Pour Julien Haussy, fondateur du réseau Espaces Atypiques, “le secteur connaît un ralentissement même au-dessus d’un ou deux millions d’euros”. S’il note un contraste selon les régions, il remarque par ailleurs que “même les clients qui ont de gros moyens et opèrent sans financement veulent négocier, et en face les propriétaires ont moins la pression pour vendre et peuvent attendre”. En somme, plus les biens de prestige sont onéreux, plus les opérations sont rapides et simples.
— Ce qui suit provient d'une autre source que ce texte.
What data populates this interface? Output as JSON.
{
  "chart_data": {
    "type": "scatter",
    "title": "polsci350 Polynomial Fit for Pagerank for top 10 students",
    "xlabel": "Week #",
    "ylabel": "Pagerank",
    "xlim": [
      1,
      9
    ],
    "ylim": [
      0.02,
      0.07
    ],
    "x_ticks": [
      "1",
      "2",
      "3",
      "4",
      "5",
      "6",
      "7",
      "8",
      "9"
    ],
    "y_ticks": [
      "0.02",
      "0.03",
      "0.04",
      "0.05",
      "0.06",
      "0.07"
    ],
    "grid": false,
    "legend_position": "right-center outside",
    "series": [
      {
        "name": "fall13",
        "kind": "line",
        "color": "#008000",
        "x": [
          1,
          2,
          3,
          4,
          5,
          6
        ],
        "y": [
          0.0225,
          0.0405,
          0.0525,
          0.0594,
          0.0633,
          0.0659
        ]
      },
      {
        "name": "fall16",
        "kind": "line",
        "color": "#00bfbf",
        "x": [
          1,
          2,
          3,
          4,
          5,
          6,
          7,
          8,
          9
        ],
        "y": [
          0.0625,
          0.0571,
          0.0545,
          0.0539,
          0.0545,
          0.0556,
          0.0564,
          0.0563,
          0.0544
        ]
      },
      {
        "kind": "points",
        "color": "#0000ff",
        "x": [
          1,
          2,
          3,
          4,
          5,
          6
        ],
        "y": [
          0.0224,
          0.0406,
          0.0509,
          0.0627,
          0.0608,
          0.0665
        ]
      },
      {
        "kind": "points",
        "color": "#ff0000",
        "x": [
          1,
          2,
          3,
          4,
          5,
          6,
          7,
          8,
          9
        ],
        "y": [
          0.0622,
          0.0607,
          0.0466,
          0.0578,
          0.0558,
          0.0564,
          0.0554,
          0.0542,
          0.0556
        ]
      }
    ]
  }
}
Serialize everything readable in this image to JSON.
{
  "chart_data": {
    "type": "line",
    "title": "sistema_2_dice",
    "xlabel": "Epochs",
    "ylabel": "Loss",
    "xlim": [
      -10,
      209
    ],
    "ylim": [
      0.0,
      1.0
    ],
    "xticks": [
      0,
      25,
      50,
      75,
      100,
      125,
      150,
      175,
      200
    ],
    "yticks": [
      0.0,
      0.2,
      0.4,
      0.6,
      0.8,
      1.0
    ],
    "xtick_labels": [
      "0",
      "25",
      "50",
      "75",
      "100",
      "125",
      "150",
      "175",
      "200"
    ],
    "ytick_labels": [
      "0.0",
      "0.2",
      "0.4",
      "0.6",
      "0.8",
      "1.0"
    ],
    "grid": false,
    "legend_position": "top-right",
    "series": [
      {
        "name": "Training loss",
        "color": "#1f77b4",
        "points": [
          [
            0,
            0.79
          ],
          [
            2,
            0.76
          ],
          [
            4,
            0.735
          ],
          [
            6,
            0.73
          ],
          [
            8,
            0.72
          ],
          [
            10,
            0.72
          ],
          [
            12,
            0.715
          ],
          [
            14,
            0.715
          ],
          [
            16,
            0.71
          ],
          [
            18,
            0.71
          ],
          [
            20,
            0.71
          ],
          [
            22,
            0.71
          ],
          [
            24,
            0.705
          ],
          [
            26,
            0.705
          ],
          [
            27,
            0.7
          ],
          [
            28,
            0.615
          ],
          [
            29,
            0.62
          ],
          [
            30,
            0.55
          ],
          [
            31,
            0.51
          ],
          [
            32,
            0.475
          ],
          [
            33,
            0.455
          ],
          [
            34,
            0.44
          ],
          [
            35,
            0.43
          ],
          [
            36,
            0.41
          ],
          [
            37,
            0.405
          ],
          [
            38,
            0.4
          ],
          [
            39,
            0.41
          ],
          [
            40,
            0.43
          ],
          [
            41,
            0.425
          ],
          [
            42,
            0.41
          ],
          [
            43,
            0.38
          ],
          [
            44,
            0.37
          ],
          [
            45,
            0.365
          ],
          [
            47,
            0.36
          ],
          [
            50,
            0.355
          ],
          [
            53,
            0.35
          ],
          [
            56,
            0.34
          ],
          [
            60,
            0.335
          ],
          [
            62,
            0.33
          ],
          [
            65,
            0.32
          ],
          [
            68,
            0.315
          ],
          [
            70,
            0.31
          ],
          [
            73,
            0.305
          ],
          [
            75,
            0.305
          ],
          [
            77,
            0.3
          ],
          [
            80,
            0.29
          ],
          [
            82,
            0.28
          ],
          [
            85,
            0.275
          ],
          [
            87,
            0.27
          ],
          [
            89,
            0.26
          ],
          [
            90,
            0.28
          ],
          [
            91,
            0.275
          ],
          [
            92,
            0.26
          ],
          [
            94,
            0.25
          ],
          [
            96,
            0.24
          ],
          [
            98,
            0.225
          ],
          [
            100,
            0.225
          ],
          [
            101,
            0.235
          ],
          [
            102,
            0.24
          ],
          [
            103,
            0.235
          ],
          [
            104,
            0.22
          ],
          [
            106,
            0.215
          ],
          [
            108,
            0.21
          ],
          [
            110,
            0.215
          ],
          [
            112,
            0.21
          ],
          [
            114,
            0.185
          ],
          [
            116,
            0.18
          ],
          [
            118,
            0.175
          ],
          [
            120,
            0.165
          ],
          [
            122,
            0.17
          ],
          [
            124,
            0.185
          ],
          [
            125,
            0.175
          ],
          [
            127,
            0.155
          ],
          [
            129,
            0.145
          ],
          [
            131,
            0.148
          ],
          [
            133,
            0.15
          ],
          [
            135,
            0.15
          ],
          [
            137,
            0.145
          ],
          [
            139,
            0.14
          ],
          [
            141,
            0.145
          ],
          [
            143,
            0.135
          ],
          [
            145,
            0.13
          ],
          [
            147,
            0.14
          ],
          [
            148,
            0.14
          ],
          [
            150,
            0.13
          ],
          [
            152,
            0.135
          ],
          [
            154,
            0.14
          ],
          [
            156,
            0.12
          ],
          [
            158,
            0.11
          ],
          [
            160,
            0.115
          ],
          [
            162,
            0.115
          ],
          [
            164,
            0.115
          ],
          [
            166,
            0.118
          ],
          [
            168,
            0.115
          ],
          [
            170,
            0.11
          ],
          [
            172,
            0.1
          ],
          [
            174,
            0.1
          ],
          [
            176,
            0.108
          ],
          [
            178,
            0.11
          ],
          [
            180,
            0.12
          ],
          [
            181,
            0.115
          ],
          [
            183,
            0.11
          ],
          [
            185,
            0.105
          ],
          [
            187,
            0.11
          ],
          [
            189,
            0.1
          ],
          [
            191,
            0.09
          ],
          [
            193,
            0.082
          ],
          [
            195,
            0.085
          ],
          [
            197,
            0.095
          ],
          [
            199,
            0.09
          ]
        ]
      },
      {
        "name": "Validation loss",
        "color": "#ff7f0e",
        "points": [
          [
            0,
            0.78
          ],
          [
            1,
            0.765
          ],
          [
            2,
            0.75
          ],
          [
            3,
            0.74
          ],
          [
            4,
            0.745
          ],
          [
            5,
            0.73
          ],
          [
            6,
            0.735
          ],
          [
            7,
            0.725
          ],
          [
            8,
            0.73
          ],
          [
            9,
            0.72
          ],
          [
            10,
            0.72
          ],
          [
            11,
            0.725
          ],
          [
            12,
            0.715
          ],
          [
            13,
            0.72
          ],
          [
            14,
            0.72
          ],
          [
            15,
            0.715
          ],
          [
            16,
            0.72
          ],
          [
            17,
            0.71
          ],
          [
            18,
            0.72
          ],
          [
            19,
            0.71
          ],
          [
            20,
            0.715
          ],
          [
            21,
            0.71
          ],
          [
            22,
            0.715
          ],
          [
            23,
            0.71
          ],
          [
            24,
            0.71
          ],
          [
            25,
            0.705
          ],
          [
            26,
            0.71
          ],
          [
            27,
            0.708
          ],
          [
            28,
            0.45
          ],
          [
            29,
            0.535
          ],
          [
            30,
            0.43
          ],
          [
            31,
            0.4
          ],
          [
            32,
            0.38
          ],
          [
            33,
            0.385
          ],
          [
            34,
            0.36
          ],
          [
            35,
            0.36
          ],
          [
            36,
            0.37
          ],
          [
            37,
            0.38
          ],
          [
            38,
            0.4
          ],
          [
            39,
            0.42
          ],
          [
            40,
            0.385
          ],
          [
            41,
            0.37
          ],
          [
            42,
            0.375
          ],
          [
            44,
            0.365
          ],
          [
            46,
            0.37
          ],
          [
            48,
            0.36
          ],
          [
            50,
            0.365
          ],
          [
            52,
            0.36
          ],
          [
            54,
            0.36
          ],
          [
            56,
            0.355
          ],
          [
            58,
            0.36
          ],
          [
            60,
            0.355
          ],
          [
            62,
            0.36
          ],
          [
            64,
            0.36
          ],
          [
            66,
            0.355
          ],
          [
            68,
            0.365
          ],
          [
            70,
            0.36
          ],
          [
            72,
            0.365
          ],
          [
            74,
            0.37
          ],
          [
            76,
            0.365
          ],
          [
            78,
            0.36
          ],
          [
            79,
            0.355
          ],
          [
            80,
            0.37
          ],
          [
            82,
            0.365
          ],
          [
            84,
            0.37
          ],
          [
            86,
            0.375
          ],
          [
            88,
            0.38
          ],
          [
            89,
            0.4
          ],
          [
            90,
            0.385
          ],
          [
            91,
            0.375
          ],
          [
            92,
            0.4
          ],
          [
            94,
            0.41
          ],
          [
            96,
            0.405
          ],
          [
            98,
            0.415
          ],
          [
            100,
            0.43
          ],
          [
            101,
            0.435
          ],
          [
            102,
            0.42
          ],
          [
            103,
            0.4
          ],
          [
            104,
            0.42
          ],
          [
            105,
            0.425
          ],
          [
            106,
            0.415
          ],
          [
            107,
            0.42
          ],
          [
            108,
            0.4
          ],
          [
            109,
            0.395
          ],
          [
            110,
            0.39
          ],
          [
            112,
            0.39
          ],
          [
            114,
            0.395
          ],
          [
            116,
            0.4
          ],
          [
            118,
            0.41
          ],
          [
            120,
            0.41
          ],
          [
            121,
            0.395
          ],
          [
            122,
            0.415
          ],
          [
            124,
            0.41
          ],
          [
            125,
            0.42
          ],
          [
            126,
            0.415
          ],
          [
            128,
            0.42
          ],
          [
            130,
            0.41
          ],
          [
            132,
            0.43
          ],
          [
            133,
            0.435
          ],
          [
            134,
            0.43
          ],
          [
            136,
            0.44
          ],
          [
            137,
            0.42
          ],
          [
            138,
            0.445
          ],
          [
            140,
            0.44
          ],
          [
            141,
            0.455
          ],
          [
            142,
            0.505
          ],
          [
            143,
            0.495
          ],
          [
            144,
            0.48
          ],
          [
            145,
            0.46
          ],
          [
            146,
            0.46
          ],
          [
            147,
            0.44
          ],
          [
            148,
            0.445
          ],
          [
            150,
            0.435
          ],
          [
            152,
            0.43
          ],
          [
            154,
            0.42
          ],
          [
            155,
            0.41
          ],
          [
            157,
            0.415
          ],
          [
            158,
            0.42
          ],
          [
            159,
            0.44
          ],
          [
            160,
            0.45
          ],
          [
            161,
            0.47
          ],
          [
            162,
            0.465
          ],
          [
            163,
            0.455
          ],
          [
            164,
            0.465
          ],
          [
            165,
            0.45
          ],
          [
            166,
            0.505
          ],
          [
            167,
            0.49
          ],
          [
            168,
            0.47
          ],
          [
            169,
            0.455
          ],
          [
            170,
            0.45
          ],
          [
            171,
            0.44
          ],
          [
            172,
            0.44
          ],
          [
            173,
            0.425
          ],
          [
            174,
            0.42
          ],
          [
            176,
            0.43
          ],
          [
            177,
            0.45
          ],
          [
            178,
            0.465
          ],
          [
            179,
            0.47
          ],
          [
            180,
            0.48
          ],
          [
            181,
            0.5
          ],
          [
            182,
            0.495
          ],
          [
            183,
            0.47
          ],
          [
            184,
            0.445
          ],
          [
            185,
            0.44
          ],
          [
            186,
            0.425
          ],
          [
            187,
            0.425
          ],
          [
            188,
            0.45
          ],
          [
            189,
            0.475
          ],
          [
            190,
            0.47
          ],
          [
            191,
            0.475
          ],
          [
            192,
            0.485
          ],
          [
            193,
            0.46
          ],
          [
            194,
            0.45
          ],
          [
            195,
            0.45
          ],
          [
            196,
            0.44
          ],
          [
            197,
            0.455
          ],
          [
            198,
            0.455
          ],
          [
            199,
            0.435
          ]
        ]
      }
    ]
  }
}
Des agences moins fréquentées

Au milieu des années 2010, les recherches de biens s’effectuaient largement par le biais du numérique, et la tendance d’une baisse du nombre d’agences immobilières dotées de vitrines avait été actée. Aujourd’hui, cette diminution semble moins linéaire. “Dans les endroits stratégiques, nous ne constatons pas du tout de disparitions d’agence, témoigne Angie Delattre. Il est vrai que moins de clients franchissent la porte des agences mais elles restent une vitrine qui rassure et qui constitue l’image de la marque.” La région cannoise séduit très majoritairement les Européens du Nord aisés, attirés par des résidences secondaires. “Nous avons démarré sans agence pendant deux ans, se souvient Julien Haussy. Nous nous sommes rendu compte avec le temps qu’il fallait une vitrine. Si Internet fonctionne à plein pour les acheteurs, il est rassurant pour les propriétaires d’avoir une agence qui a pignon sur rue.” En 2014, Espaces Atypiques s’est ouvert à la franchise et compte maintenant 85 agences en France. “C’est un mouvement en cours en province. Les agences locales ont tendance, petit à petit, à voir leurs parts de marché baisser au profit de réseaux hors-sol, analyse Charles-Marie Jottras. Je pense à des réseaux commerciaux, comme IAD, mais ça n’a pas mordu à Paris et ça ne mordra pas.”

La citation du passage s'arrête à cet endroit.